Senators and deputies vote in the second round election this weekend for a new president. The charismatic leader of the indigenous coca growers, Evo Morales, believes that he needs just five more votes to beat the rightwinger who led the first round, Gonzalo Sanchez de Lozada
Bowler-hatted women in multi-layered skirts with babies slung on their backs are what tourists expect to see in the streets of La Paz, the Bolivian capital, which lies surrounded by the snowcapped Andes, 4,270 metres (14,000ft) above sea level.
But this week, together with men in ponchos and woollen hats, some of the women walked into congress, not as street sellers but to take their seats in Bolivia's newly elected parliament.
Only a third of the previous representatives were re-elected and more than 50 of the 157 seats in the chambers of senators and deputies have gone to what are known as "original inhabitants", representing trade unions and peasant and indigenous groups.
Facilities for simultaneous translation into Bolivia's three main indigenous languages - Aymara, Quechua and Guarani - are being hurriedly installed.
"It's a sort of peaceful, democratic, Zapatista revolution," the economist Humberto Vacaflor said.
For three centuries taxes imposed on native Bolivians were the main source of revenue for the Spanish conquerors, and the terrible conditions in the Europeans' silver mines of Potosi took millions of lives.
The descendants of these original inhabitants account for almost 60% of Bolivia's population of 8m, but they have never had a proportionate representation in parliament or government.
Most of the new representatives in congress belong to MAS (the Movement Towards Socialism), founded five years ago by the charismatic coca growers' leader Evo Morales.
A hawk-nosed Aymara who favours a blue windcheater rather than traditional dress, Mr Morales, 42, upset the pollsters by coming second in the first round of the presidential election on June 30.
Today the congress must choose between him and the US-educated Gonzalo Sanchez de Lozada, of the right-of-centre MNR (National Revolutionary Movement).
The success of MAS is attributed to widespread discontent with the last government.
Although Bolivia has huge resources of gas, oil and other minerals, it is the poorest country in South America, with few industries and thousands of rural communities living at subsistence level.
Recent freak snowstorms killed more than 70,000 llamas in one of the poorest areas near Potosi, leaving many indigenous communities on the verge of starvation.

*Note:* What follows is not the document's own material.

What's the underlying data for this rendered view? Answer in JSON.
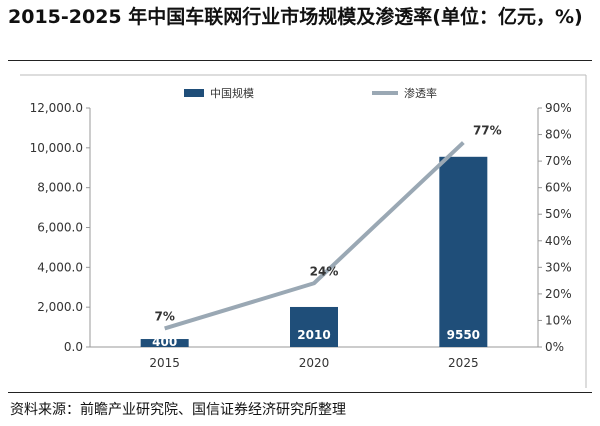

Mr Sanchez de Lozada was president in the mid-1990s, when the 50,000 miners of the once powerful state mining business were reduced to 5,000. For many unemployed miners the only work available was in the coca fields.
Chewing the coca leaf to alleviate tiredness and hunger, has always been an integral part of Aymara and Quechua culture. Growing coca for cocaine began in earnest in the 1970s under the US-supported anti-communist dictatorship of General Hugo Banzer.
In the 1990s the Americans funded an eradication programme which pulled up 90% of the coca bushes in the Chapare region, at the cost of 300 lives in confrontations with troops. Alternative crops were introduced, but often found no markets.
Mr Morales emerged as the coca growers' leader, resisting the eradication programme. His stance has earned him a place on the US government's list of international terrorists.
The US drugs policy in Latin America has always tended to the big stick: during the election campaign its ambassador to Bolivia bluntly warned that the election of Mr Morales would endanger US-Bolivia aid and trade.
And to rub in the message, the man who will head the US delegation to the inauguration ceremony of the new president next week, whoever wins, is the American drugs tsar, John Walters.
Mr Morales told the Guardian: "Growing coca is not drug trafficking. These programmes, like Plan Colombia, only serve to exterminate indigenous populations, not the drug trade.
"The answer is not to eradicate the coca plant but to eradicate demand in the US and control the drug money. Fifty per cent of it is laundered through US banks."
To win the presidency in this weekend's second round, the MNR has formed a coalition with the Revolutionary Left Movement, which has moved to the right.
They are putting behind them 13 years of bitter rivalry to ensure "governability" and maintain the neo-liberal policies of the past 10 years, which have left 63% of Bolivians below the poverty line.
But the new factor in Bolivian politics will be the opposition to these policies by an organised indigenous-peasant bloc in congress, demanding not only more democracy, land reform and social justice but also an end to cheap exports of Bolivian gas.